Side effects and files

Be aware of these common side effects:

~/.genal/config.json is created/updated as you configure PLINK, reference folders, or default genotype paths.
tmp_GENAL/ is used as a scratch directory for PLINK commands and is not automatically deleted.
Some methods generate output files in your current directory (notably prs(), and plot saving in MR_plot(), MR_funnel(), and MR_loo_plot()).

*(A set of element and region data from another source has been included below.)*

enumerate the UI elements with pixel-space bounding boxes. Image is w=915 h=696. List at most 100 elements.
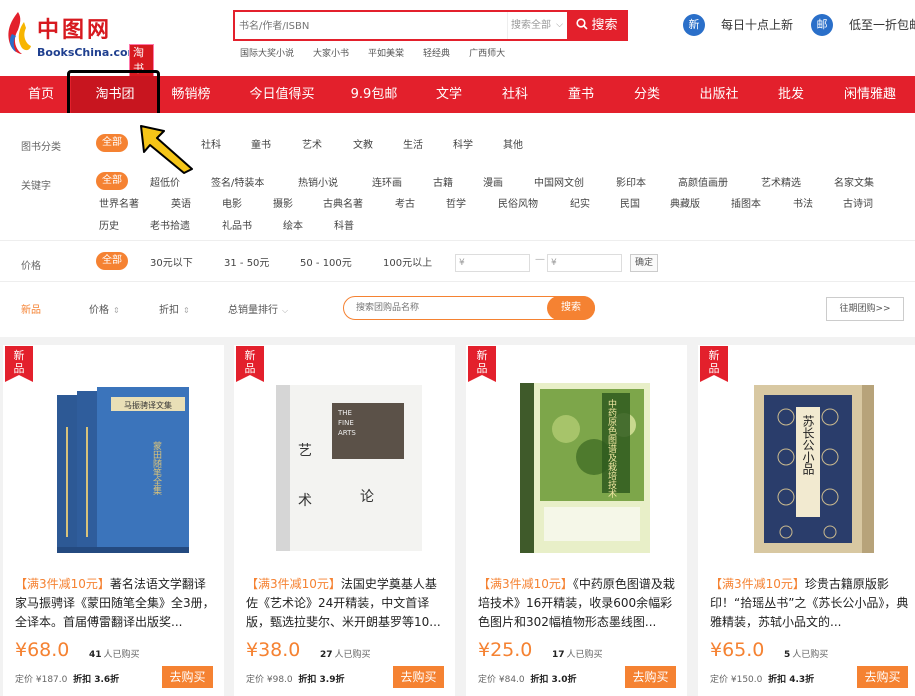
keyword-tag[interactable]: 电影 [222,195,242,210]
category-all[interactable]: 全部 [96,134,128,152]
keyword-tag[interactable]: 哲学 [446,195,466,210]
book2-cn1: 艺 [298,443,312,459]
keyword-tag[interactable]: 热销小说 [298,174,338,189]
keyword-tag[interactable]: 民俗风物 [498,195,538,210]
category-tag[interactable]: 文教 [353,136,373,151]
nav-wholesale[interactable]: 批发 [766,76,816,113]
keyword-tag[interactable]: 书法 [793,195,813,210]
hot-link[interactable]: 平如美棠 [368,46,404,59]
product-card[interactable]: 新品 中药原色图谱及栽培技术 【满3件减10元】《中药原色图谱及栽培技术》16开… [466,345,687,696]
keyword-tag[interactable]: 艺术精选 [761,174,801,189]
price-range[interactable]: 31 - 50元 [224,254,269,269]
product-card[interactable]: 新品 THE FINE ARTS 艺 术 论 【满3件减10元】法国史学奠基人基… [234,345,455,696]
keyword-tag[interactable]: 英语 [171,195,191,210]
keyword-tag[interactable]: 古典名著 [323,195,363,210]
keyword-tag[interactable]: 影印本 [616,174,646,189]
buy-button[interactable]: 去购买 [625,666,676,688]
free-shipping-link[interactable]: 低至一折包邮 [849,14,915,36]
category-tag[interactable]: 其他 [503,136,523,151]
group-search-box: 搜索 [343,296,595,320]
price-confirm-button[interactable]: 确定 [630,254,659,272]
keyword-tag[interactable]: 礼品书 [222,217,252,232]
product-title[interactable]: 【满3件减10元】《中药原色图谱及栽培技术》16开精装，收录600余幅彩色图片和… [478,575,678,632]
divider [0,240,915,241]
group-search-input[interactable] [356,300,536,316]
list-price-text: 定价 ¥98.0 [246,675,293,685]
book2-line3: ARTS [338,429,356,437]
nav-categories[interactable]: 分类 [622,76,672,113]
search-input[interactable] [239,17,499,35]
category-tag[interactable]: 生活 [403,136,423,151]
keyword-tag[interactable]: 高颜值画册 [678,174,728,189]
product-grid: 新品 马振骋译文集 蒙田随笔全集 【满3件减10元】著名法语文学翻译家马振骋译《… [0,337,915,696]
keyword-tag[interactable]: 科普 [334,217,354,232]
product-title[interactable]: 【满3件减10元】著名法语文学翻译家马振骋译《蒙田随笔全集》全3册，全译本。首届… [15,575,215,632]
book-cover-image[interactable]: 马振骋译文集 蒙田随笔全集 [11,367,216,557]
category-tag[interactable]: 社科 [201,136,221,151]
search-scope-select[interactable]: 搜索全部 ⌵ [507,12,567,39]
product-card[interactable]: 新品 马振骋译文集 蒙田随笔全集 【满3件减10元】著名法语文学翻译家马振骋译《… [3,345,224,696]
keyword-all[interactable]: 全部 [96,172,128,190]
hot-link[interactable]: 大家小书 [313,46,349,59]
nav-social-science[interactable]: 社科 [490,76,540,113]
keyword-tag[interactable]: 纪实 [570,195,590,210]
nav-publishers[interactable]: 出版社 [690,76,748,113]
book-cover-image[interactable]: 中药原色图谱及栽培技术 [474,367,679,557]
nav-today-deals[interactable]: 今日值得买 [240,76,324,113]
category-tag[interactable]: 艺术 [302,136,322,151]
price-min-input[interactable]: ¥ [455,254,530,272]
nav-leisure[interactable]: 闲情雅趣 [832,76,908,113]
keyword-tag[interactable]: 中国网文创 [534,174,584,189]
product-card[interactable]: 新品 苏长公小品 【满3件减10元】珍贵古籍原版影印！“拾瑶丛书”之《苏长公小品… [698,345,915,696]
hot-link[interactable]: 国际大奖小说 [240,46,294,59]
buy-button[interactable]: 去购买 [857,666,908,688]
category-tag[interactable]: 童书 [251,136,271,151]
buy-button[interactable]: 去购买 [162,666,213,688]
book-cover-image[interactable]: 苏长公小品 [706,367,911,557]
price-range[interactable]: 50 - 100元 [300,254,352,269]
book-cover-image[interactable]: THE FINE ARTS 艺 术 论 [242,367,447,557]
hot-link[interactable]: 广西师大 [469,46,505,59]
sort-discount[interactable]: 折扣 ⇕ [159,301,190,316]
keyword-tag[interactable]: 典藏版 [670,195,700,210]
keyword-tag[interactable]: 古诗词 [843,195,873,210]
keyword-tag[interactable]: 考古 [395,195,415,210]
keyword-tag[interactable]: 历史 [99,217,119,232]
nav-literature[interactable]: 文学 [424,76,474,113]
keyword-tag[interactable]: 古籍 [433,174,453,189]
buy-button[interactable]: 去购买 [393,666,444,688]
price-all[interactable]: 全部 [96,252,128,270]
keyword-tag[interactable]: 名家文集 [834,174,874,189]
nav-bestsellers[interactable]: 畅销榜 [162,76,220,113]
price-max-input[interactable]: ¥ [547,254,622,272]
keyword-tag[interactable]: 老书拾遗 [150,217,190,232]
past-groups-button[interactable]: 往期团购>> [826,297,904,321]
keyword-tag[interactable]: 签名/特装本 [211,174,264,189]
sort-price[interactable]: 价格 ⇕ [89,301,120,316]
search-button[interactable]: 搜索 [567,11,627,40]
keyword-tag[interactable]: 民国 [620,195,640,210]
keyword-tag[interactable]: 漫画 [483,174,503,189]
keyword-tag[interactable]: 摄影 [273,195,293,210]
price-range[interactable]: 30元以下 [150,254,193,269]
product-title[interactable]: 【满3件减10元】珍贵古籍原版影印！“拾瑶丛书”之《苏长公小品》，典雅精装，苏轼… [710,575,910,632]
keyword-tag[interactable]: 世界名著 [99,195,139,210]
product-title[interactable]: 【满3件减10元】法国史学奠基人基佐《艺术论》24开精装，中文首译版，甄选拉斐尔… [246,575,446,632]
nav-children[interactable]: 童书 [556,76,606,113]
sort-new[interactable]: 新品 [21,301,41,316]
list-price: 定价 ¥84.0 折扣 3.0折 [478,672,576,685]
keyword-tag[interactable]: 超低价 [150,174,180,189]
price-range[interactable]: 100元以上 [383,254,432,269]
group-search-button[interactable]: 搜索 [547,296,595,320]
hot-link[interactable]: 轻经典 [423,46,450,59]
nav-9-9-free-shipping[interactable]: 9.9包邮 [343,76,405,113]
discount-text: 折扣 3.0折 [530,675,577,685]
nav-home[interactable]: 首页 [14,76,68,113]
keyword-tag[interactable]: 绘本 [283,217,303,232]
sort-sales[interactable]: 总销量排行 ⌵ [228,301,288,316]
daily-new-link[interactable]: 每日十点上新 [721,14,793,36]
keyword-tag[interactable]: 连环画 [372,174,402,189]
keyword-tag[interactable]: 插图本 [731,195,761,210]
category-tag[interactable]: 科学 [453,136,473,151]
site-logo[interactable]: 中图网 BooksChina.com 淘书团 [4,10,154,94]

Resource usage (`ram`, `cpus`)

Geno sets defaults for:

G.cpus: derived from SLURM_CPUS_PER_TASK when present, otherwise os.cpu_count() - 1
G.ram: derived from SLURM_MEM_PER_CPU when present, otherwise from detected system RAM

You can override them after initialization:

G.cpus = 8
G.ram = 25_000  # MB

Many PLINK commands accept --memory and/or --threads parameters that are fed by these attributes.